Bir sakarlık yapıyorum; sonra yaptığım sakarlığa yabancılaşmış gözlerle bakıyorum. Ördek sarsaklığındaki beynim dört bir yanından anlamsızlık fışkıran olaylar dizisini bütün değişkenleriyle kavramayı başarınca, patlatıyorum kahkahayı. Çünkü o an yaşadığım herşey deli saçması ve bir şekilde komik. Bu bir tek bana mı oluyor? Hiç size de oldu mu?

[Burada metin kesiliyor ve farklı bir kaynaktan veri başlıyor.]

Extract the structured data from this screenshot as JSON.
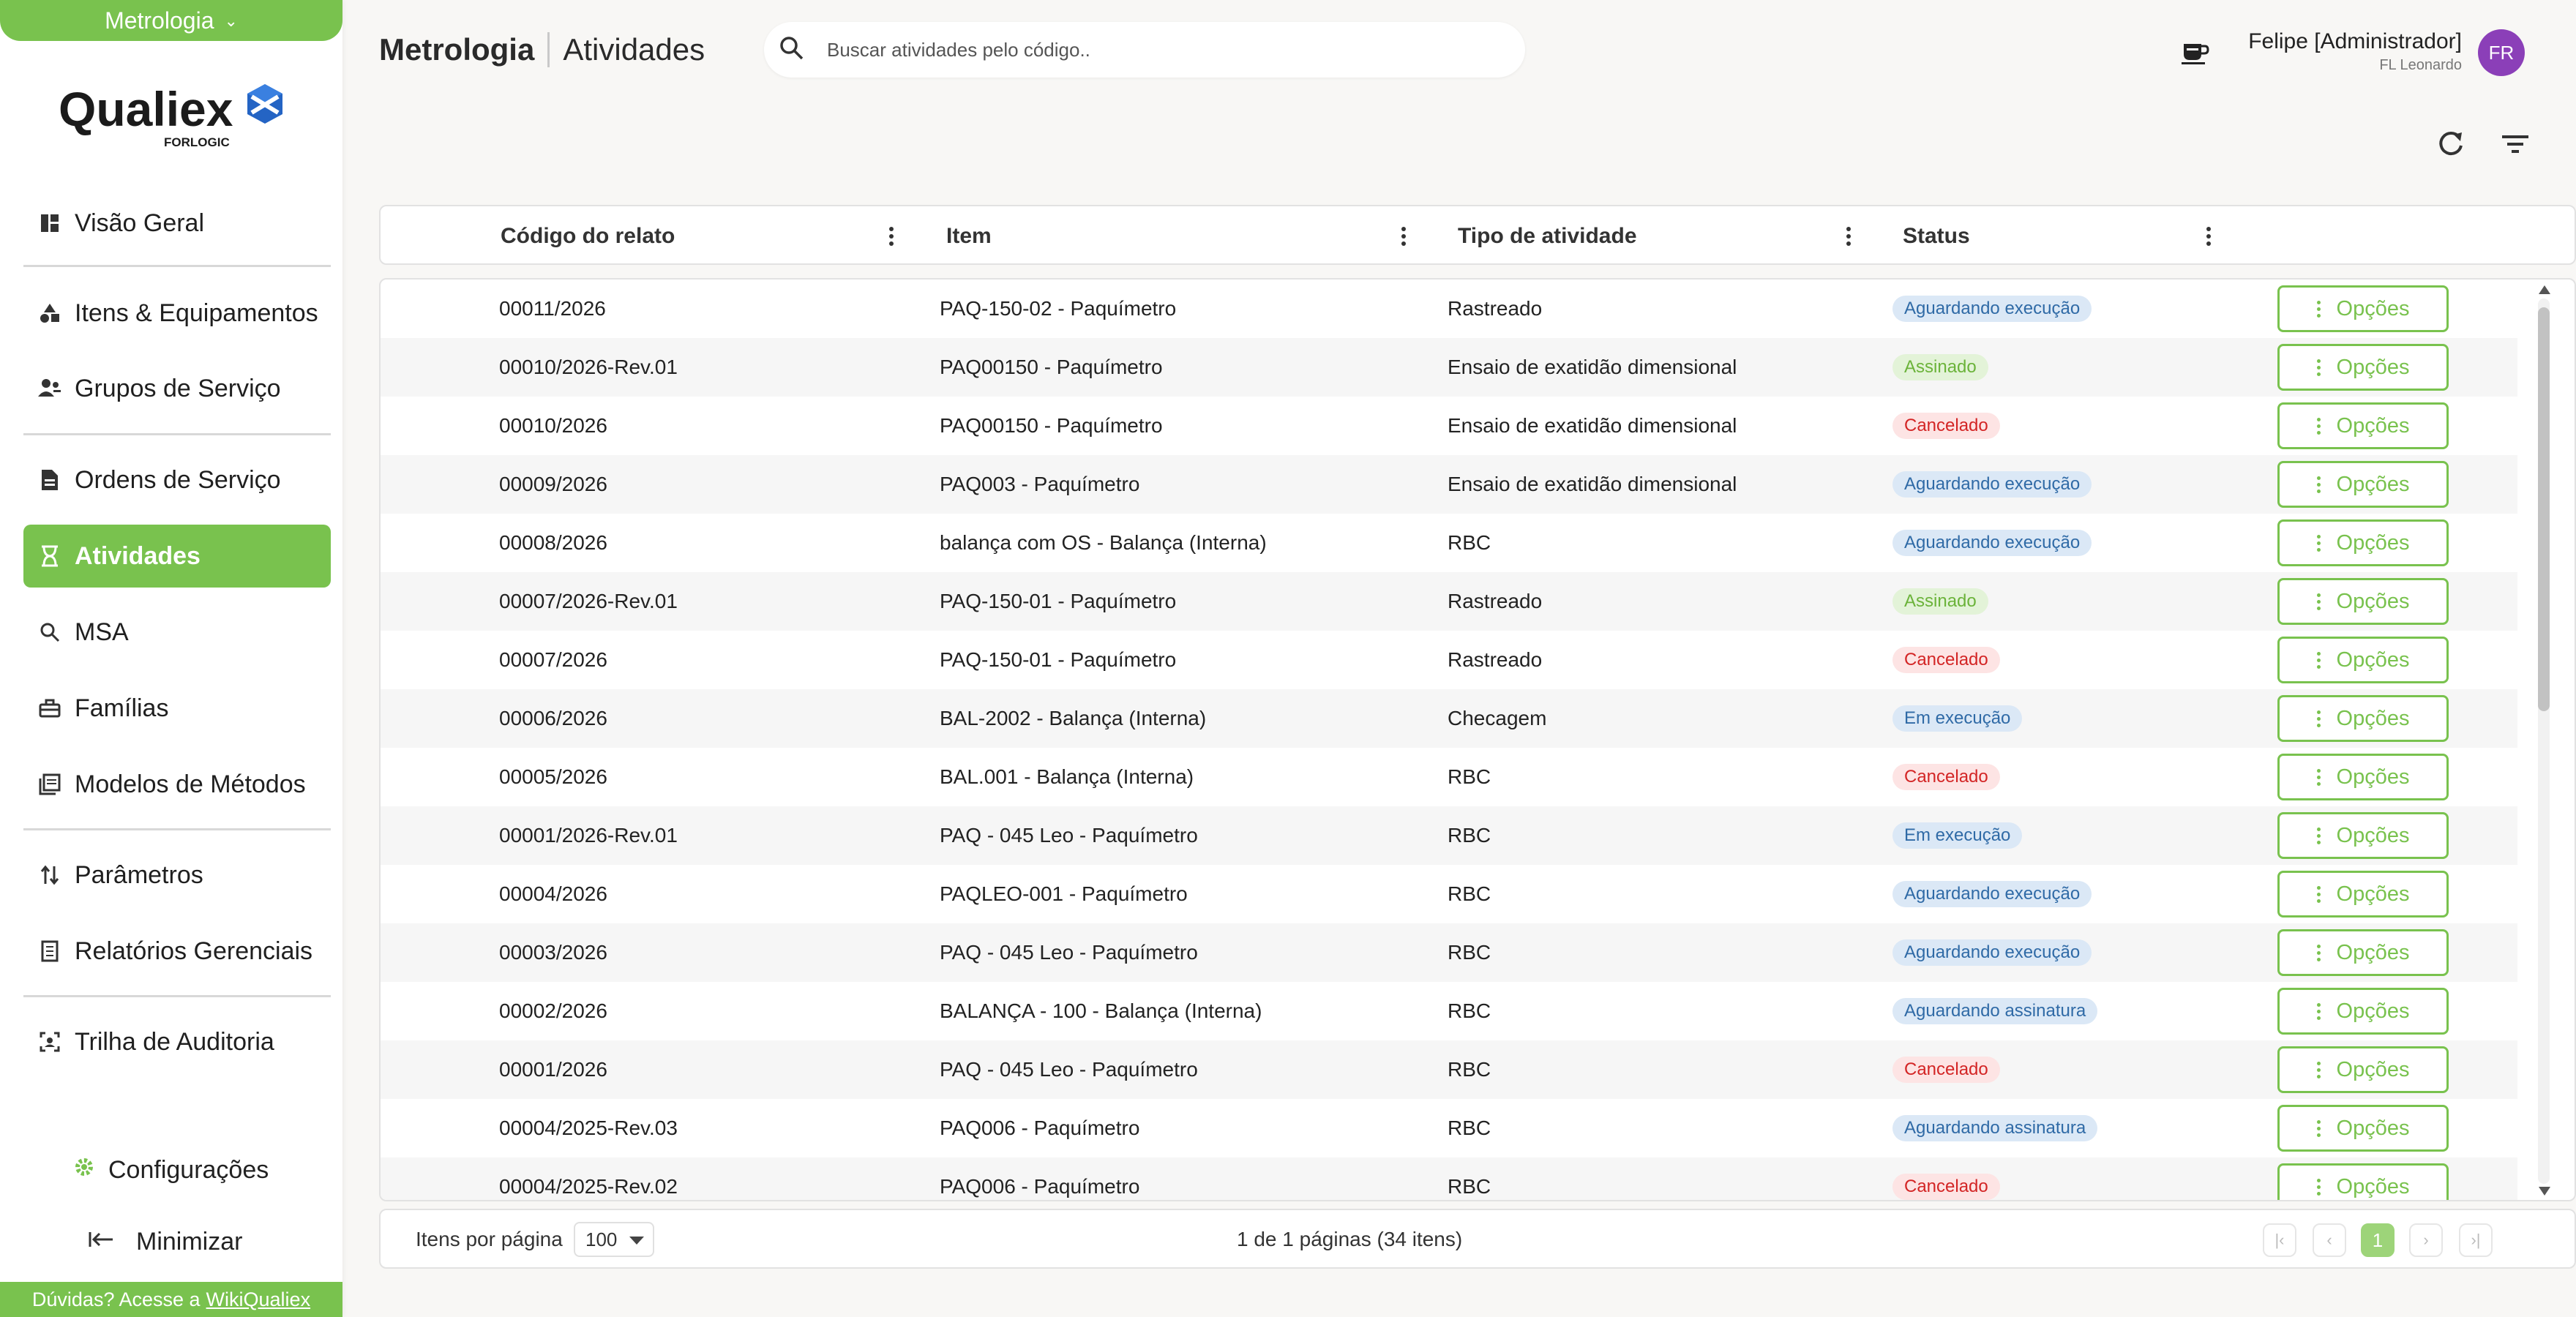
{
  "sidebar": {
    "module_label": "Metrologia",
    "logo": {
      "name": "Qualiex",
      "sub": "FORLOGIC"
    },
    "items": [
      {
        "label": "Visão Geral",
        "icon": "dashboard-icon"
      },
      {
        "label": "Itens & Equipamentos",
        "icon": "shapes-icon"
      },
      {
        "label": "Grupos de Serviço",
        "icon": "group-icon"
      },
      {
        "label": "Ordens de Serviço",
        "icon": "document-icon"
      },
      {
        "label": "Atividades",
        "icon": "hourglass-icon"
      },
      {
        "label": "MSA",
        "icon": "magnify-icon"
      },
      {
        "label": "Famílias",
        "icon": "toolbox-icon"
      },
      {
        "label": "Modelos de Métodos",
        "icon": "library-icon"
      },
      {
        "label": "Parâmetros",
        "icon": "sort-arrows-icon"
      },
      {
        "label": "Relatórios Gerenciais",
        "icon": "report-icon"
      },
      {
        "label": "Trilha de Auditoria",
        "icon": "audit-icon"
      }
    ],
    "active_item": "Atividades",
    "settings_label": "Configurações",
    "minimize_label": "Minimizar",
    "help_text": "Dúvidas? Acesse a",
    "help_link": "WikiQualiex"
  },
  "header": {
    "module": "Metrologia",
    "page": "Atividades",
    "search_placeholder": "Buscar atividades pelo código..",
    "user_name": "Felipe [Administrador]",
    "user_company": "FL Leonardo",
    "avatar_initials": "FR"
  },
  "table": {
    "columns": [
      "Código do relato",
      "Item",
      "Tipo de atividade",
      "Status"
    ],
    "option_label": "Opções",
    "rows": [
      {
        "code": "00011/2026",
        "item": "PAQ-150-02 - Paquímetro",
        "type": "Rastreado",
        "status": "Aguardando execução",
        "status_kind": "aguardando"
      },
      {
        "code": "00010/2026-Rev.01",
        "item": "PAQ00150 - Paquímetro",
        "type": "Ensaio de exatidão dimensional",
        "status": "Assinado",
        "status_kind": "assinado"
      },
      {
        "code": "00010/2026",
        "item": "PAQ00150 - Paquímetro",
        "type": "Ensaio de exatidão dimensional",
        "status": "Cancelado",
        "status_kind": "cancelado"
      },
      {
        "code": "00009/2026",
        "item": "PAQ003 - Paquímetro",
        "type": "Ensaio de exatidão dimensional",
        "status": "Aguardando execução",
        "status_kind": "aguardando"
      },
      {
        "code": "00008/2026",
        "item": "balança com OS - Balança (Interna)",
        "type": "RBC",
        "status": "Aguardando execução",
        "status_kind": "aguardando"
      },
      {
        "code": "00007/2026-Rev.01",
        "item": "PAQ-150-01 - Paquímetro",
        "type": "Rastreado",
        "status": "Assinado",
        "status_kind": "assinado"
      },
      {
        "code": "00007/2026",
        "item": "PAQ-150-01 - Paquímetro",
        "type": "Rastreado",
        "status": "Cancelado",
        "status_kind": "cancelado"
      },
      {
        "code": "00006/2026",
        "item": "BAL-2002 - Balança (Interna)",
        "type": "Checagem",
        "status": "Em execução",
        "status_kind": "execucao"
      },
      {
        "code": "00005/2026",
        "item": "BAL.001 - Balança (Interna)",
        "type": "RBC",
        "status": "Cancelado",
        "status_kind": "cancelado"
      },
      {
        "code": "00001/2026-Rev.01",
        "item": "PAQ - 045 Leo - Paquímetro",
        "type": "RBC",
        "status": "Em execução",
        "status_kind": "execucao"
      },
      {
        "code": "00004/2026",
        "item": "PAQLEO-001 - Paquímetro",
        "type": "RBC",
        "status": "Aguardando execução",
        "status_kind": "aguardando"
      },
      {
        "code": "00003/2026",
        "item": "PAQ - 045 Leo - Paquímetro",
        "type": "RBC",
        "status": "Aguardando execução",
        "status_kind": "aguardando"
      },
      {
        "code": "00002/2026",
        "item": "BALANÇA - 100 - Balança (Interna)",
        "type": "RBC",
        "status": "Aguardando assinatura",
        "status_kind": "aguardando"
      },
      {
        "code": "00001/2026",
        "item": "PAQ - 045 Leo - Paquímetro",
        "type": "RBC",
        "status": "Cancelado",
        "status_kind": "cancelado"
      },
      {
        "code": "00004/2025-Rev.03",
        "item": "PAQ006 - Paquímetro",
        "type": "RBC",
        "status": "Aguardando assinatura",
        "status_kind": "aguardando"
      },
      {
        "code": "00004/2025-Rev.02",
        "item": "PAQ006 - Paquímetro",
        "type": "RBC",
        "status": "Cancelado",
        "status_kind": "cancelado"
      }
    ]
  },
  "pagination": {
    "per_page_label": "Itens por página",
    "per_page_value": "100",
    "info": "1 de 1 páginas (34 itens)",
    "current_page": "1"
  },
  "colors": {
    "accent": "#79c24e",
    "avatar": "#8b3fb8",
    "status_blue": "#2f6aa6",
    "status_green": "#6bb33a",
    "status_red": "#d32525"
  }
}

Bu yazının meydana çıkışına neden olan olaya geleyim. Yapmaya çalıştığım şey elimdeki tepsiyi kucağıma indirmekti. Hepi topu bu kadar basit bir eylem:
1)Tepsiyi
2)kucağa
3)koymak!
Ama sonuç ne oldu? Tepsiyi worp motoru patlamış uzay mekiği dengesiyle kucağa indirince hooop içindeki finger bisküvi paketi havaya uçtu. Hayır, paketin içindeki bisküviler saçılmadı ortalığa. Bunun yerine, çay damlaları fışkırdı. Ne alaka değil mi? Çünkü günün başka bir talihsiz anında paketin içine çay bardağından bir miktar çay boşanmıştı (biliyorum anlaşılır gibi değil). Ve o çay damlaları pakedin içinde muhafaza olmayı başarmışlardı bir şekilde! Ne yaptı çay damlaları? Hooop benim bilgisayarın klavyesine foşurdayıverdiler. Zavallı Ş harfi, gariban enter tuşu, talihsiz Ctrl sırılsıklam çay. O an elime geçen ilk şeyi silgeç olarak kullandım. Sonra baktım ki elimdeki bir tuvalet kağıdı parçası. Haftalar önce geçirdiğim nezle esnasında erittiğim rulodan kalma. Elimdeki tuvalet kağıdına, çay lekeli klavyeye, içinden bisküvi yerine çay fışkırtan bisküvi paketine ve bir de o melun tepsiye bakıp kaldım. İşte o andı bu! Manasızlıkta yakalanan komiklik anı... Güldüm halime. Şu anlattığım olaylar dizisinin bir tekinde bile bir anlam bulmak mümkün değildi görüldüğü gibi!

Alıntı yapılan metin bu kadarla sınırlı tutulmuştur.